I agree with Mr Doszpot that parents and students need certainty and not a temporary plan, but I think we need a policy and procedure, not a simplistic one-size-fits-all response that fails to consider issues such as the best use of resources, a strength-based approach to individual planning and the ongoing registration of potentially four nurses and their practical skills needs in their careers.

I thank the Minister for Health for taking on board suggestions that the Greens have made to the amendment circulated in his name. We need to get some clarity on this issue and we need to include all the stakeholders in any review and further consultation. That is why, particularly now in his amendment, Mr Corbell has put forward a number of points. He has given background to the HAAS program, talked about what it seeks to deliver in the schools, and spoken about that in his remarks today.

Then, as we get further down to paragraphs (g) and (h), he starts to talk about the review. This is where I had some discussions with Mr Corbell—and I appreciate him taking on board some of those points—but it is important that the review work with and consult the Education and Training Directorate. We need a strong partnership between the Health Directorate and the Education and Training Directorate. We need to make sure that that is well defined and responsibilities are clearly understood.

We need parents involved. Parents need to have confidence that their child is getting the medical services that they need. Obviously the teachers need to play a role, the nurses need to play a role, and their respective unions need to be engaged so that we can have, right through the system, the confidence that we have got the right model in place to address the specific needs.

The motion talks particularly about Woden and Black Mountain special schools, where the concerns seem to be arising. The HAAS pilot has been operating for some time now and an important part of understanding where we are up to is evaluating the success or otherwise so far and actually knowing what the situation is. We need to know whether this pilot has delivered what it intends, so we do need clarity around that review and we need an evaluation of the success of the program.

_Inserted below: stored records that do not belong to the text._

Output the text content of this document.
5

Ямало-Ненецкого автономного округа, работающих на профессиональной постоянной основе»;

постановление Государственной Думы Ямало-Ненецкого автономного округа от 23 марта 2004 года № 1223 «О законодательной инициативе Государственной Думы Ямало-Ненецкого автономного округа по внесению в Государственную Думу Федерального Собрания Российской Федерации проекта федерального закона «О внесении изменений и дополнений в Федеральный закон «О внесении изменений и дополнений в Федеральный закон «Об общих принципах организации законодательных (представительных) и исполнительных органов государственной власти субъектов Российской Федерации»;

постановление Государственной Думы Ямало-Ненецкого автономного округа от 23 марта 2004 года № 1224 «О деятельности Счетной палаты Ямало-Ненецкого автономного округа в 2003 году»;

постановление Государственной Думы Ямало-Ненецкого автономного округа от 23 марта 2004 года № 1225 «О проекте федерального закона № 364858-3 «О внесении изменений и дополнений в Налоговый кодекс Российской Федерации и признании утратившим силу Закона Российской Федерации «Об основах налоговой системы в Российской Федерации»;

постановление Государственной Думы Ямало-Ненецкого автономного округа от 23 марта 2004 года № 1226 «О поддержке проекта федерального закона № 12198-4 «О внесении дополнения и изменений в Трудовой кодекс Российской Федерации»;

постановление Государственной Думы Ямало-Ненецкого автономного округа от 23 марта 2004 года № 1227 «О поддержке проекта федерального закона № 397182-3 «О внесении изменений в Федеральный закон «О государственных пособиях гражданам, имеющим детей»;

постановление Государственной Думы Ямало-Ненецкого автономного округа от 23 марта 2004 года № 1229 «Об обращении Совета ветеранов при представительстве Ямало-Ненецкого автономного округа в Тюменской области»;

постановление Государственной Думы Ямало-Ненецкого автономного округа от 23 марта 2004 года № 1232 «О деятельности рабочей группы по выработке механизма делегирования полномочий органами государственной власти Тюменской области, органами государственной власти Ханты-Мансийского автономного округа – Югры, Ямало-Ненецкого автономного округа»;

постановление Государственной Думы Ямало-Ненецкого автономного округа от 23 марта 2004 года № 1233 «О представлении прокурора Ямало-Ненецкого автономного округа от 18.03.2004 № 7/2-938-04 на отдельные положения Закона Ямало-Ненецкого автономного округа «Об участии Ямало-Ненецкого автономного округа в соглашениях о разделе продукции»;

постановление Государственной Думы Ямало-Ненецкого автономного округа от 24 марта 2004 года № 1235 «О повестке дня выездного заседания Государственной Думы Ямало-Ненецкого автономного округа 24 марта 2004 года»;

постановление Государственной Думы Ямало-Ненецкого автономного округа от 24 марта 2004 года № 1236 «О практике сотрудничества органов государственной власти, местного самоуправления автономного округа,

Importantly, Mr Corbell’s amendment also undertakes that the Minister for Health will report back to the Assembly on this consultation by the last sitting day of August 2015. I think, again, it is very important for this place to have a sense of transparency and have a point of accountability, because I know this is a contentious point. Change does produce debate and differing views on what the right model going forward is. But what having this report update does is give this chamber an opportunity to readdress, to reconsider this issue and to assess where it is up to, and for us to consider it again to make sure that progress has been made and that this Assembly can have confidence that the right model has been put in place.